Bronner doesn’t answer these questions or objections at all. Instead, he bypasses them. The Gaza Mall for him is a proud but pathetic symbol of defiance by an embattled people. It isn’t, for example, evidence of the significant wealth and power amassed by the Hamas leadership and its cronies.

But finally – finally! – Bronner fesses up:

But the broader point many of these advocates are making — that the poverty of Gaza is often misconstrued, willfully or inadvertently — is correct. The despair here is not that of Haiti or Somalia. It is a misery of dependence, immobility and hopelessness, not of grinding want. The flotilla movement is not about material aid; it is about Palestinian freedom and defiance of Israeli power.

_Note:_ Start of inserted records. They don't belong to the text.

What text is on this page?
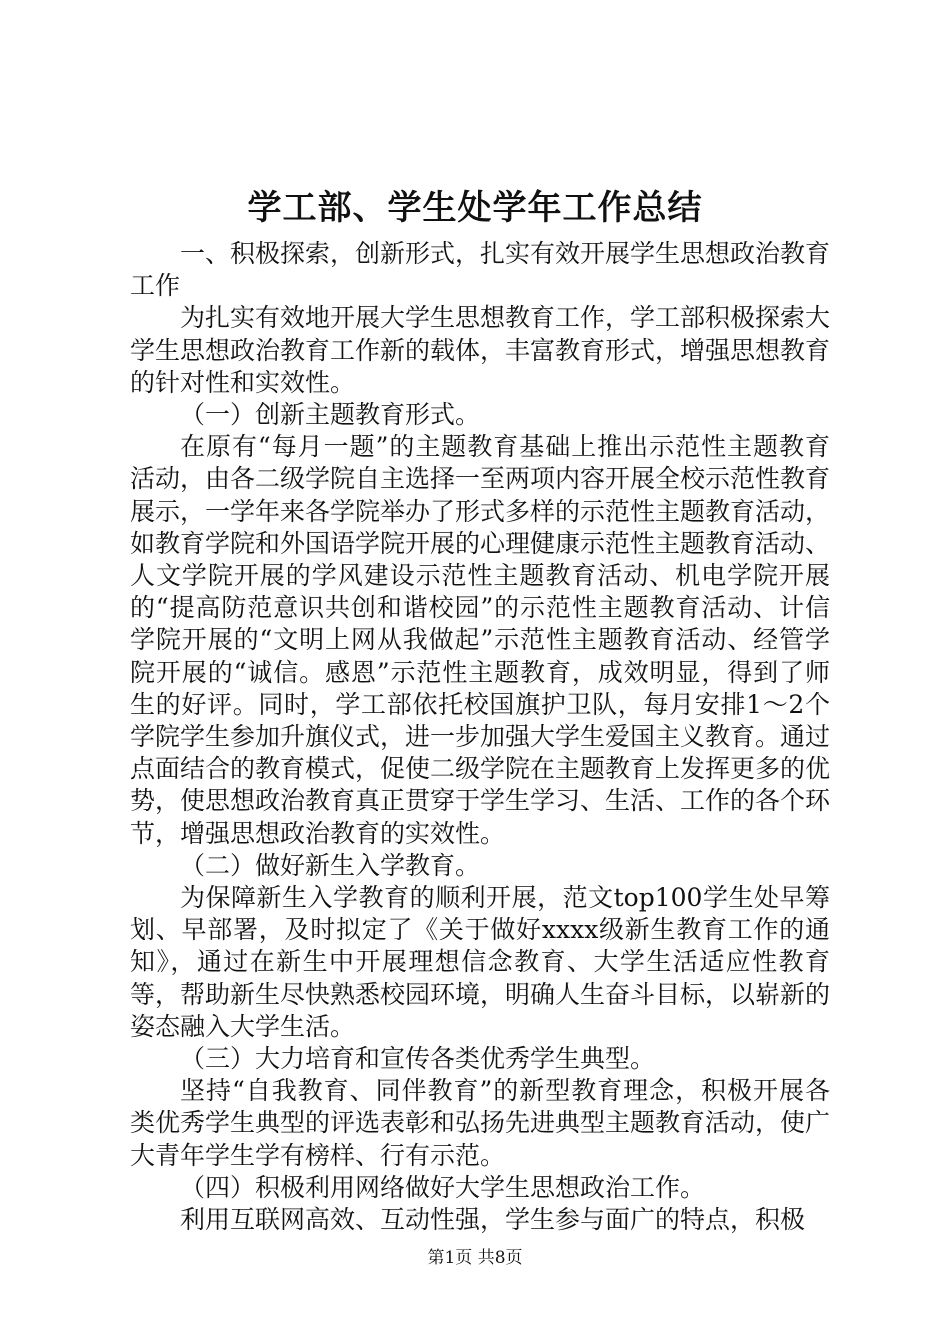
学工部、学生处学年工作总结

一、积极探索，创新形式，扎实有效开展学生思想政治教育工作

为扎实有效地开展大学生思想教育工作，学工部积极探索大学生思想政治教育工作新的载体，丰富教育形式，增强思想教育的针对性和实效性。

（一）创新主题教育形式。

在原有“每月一题”的主题教育基础上推出示范性主题教育活动，由各二级学院自主选择一至两项内容开展全校示范性教育展示，一学年来各学院举办了形式多样的示范性主题教育活动，如教育学院和外国语学院开展的心理健康示范性主题教育活动、人文学院开展的学风建设示范性主题教育活动、机电学院开展的“提高防范意识共创和谐校园”的示范性主题教育活动、计信学院开展的“文明上网从我做起”示范性主题教育活动、经管学院开展的“诚信。感恩”示范性主题教育，成效明显，得到了师生的好评。同时，学工部依托校国旗护卫队，每月安排1～2个学院学生参加升旗仪式，进一步加强大学生爱国主义教育。通过点面结合的教育模式，促使二级学院在主题教育上发挥更多的优势，使思想政治教育真正贯穿于学生学习、生活、工作的各个环节，增强思想政治教育的实效性。

（二）做好新生入学教育。

为保障新生入学教育的顺利开展，范文top100学生处早筹划、早部署，及时拟定了《关于做好xxxx级新生教育工作的通知》，通过在新生中开展理想信念教育、大学生活适应性教育等，帮助新生尽快熟悉校园环境，明确人生奋斗目标，以崭新的姿态融入大学生活。

（三）大力培育和宣传各类优秀学生典型。

坚持“自我教育、同伴教育”的新型教育理念，积极开展各类优秀学生典型的评选表彰和弘扬先进典型主题教育活动，使广大青年学生学有榜样、行有示范。

（四）积极利用网络做好大学生思想政治工作。

利用互联网高效、互动性强，学生参与面广的特点，积极

第1页 共8页
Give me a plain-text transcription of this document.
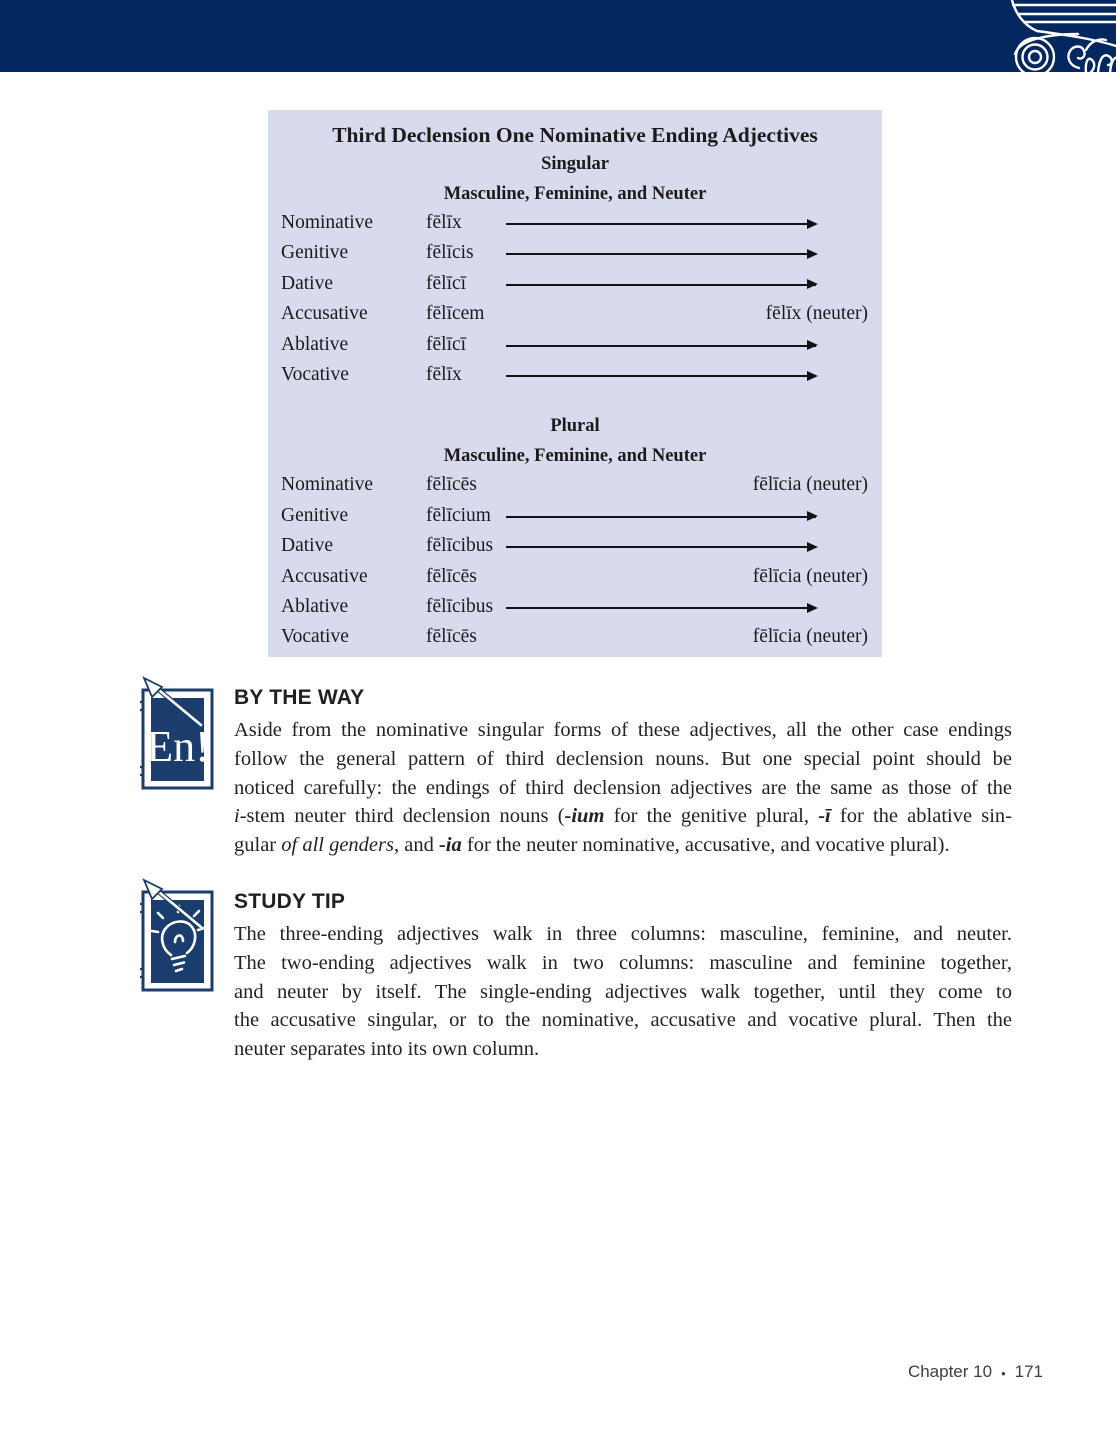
Third Declension One Nominative Ending Adjectives
Singular
Masculine, Feminine, and Neuter
Nominative	fēlīx
Genitive	fēlīcis
Dative	fēlīcī
Accusative	fēlīcem	fēlīx (neuter)
Ablative	fēlīcī
Vocative	fēlīx
Plural
Masculine, Feminine, and Neuter
Nominative	fēlīcēs	fēlīcia (neuter)
Genitive	fēlīcium
Dative	fēlīcibus
Accusative	fēlīcēs	fēlīcia (neuter)
Ablative	fēlīcibus
Vocative	fēlīcēs	fēlīcia (neuter)
En!
BY THE WAY
Aside from the nominative singular forms of these adjectives, all the other case endings
follow the general pattern of third declension nouns. But one special point should be
noticed carefully: the endings of third declension adjectives are the same as those of the
i-stem neuter third declension nouns (-ium for the genitive plural, -ī for the ablative sin-
gular of all genders, and -ia for the neuter nominative, accusative, and vocative plural).
STUDY TIP
The three-ending adjectives walk in three columns: masculine, feminine, and neuter.
The two-ending adjectives walk in two columns: masculine and feminine together,
and neuter by itself. The single-ending adjectives walk together, until they come to
the accusative singular, or to the nominative, accusative and vocative plural. Then the
neuter separates into its own column.
Chapter 10 • 171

“Gaza is not poor in the way outsiders think,” said Nida Wishah, a 22-year-old information technology student who was at the mall one recent afternoon. “You can’t compare our poverty with that of Africa.”

For “about Palestinian freedom”, read “assisting Hamas and the Muslim Brotherhood in its goal of creating a trans-national fundamentalist Islamist state”.

For “defiance of Israeli power”, read “determination not to make peace with Israel, but instead to pursue a genocidal, annihilationist war against Jews”.

I find it really shocking to see liberals basically running transparent propaganda for a vicious theocratic regime. Do they think we are stupid?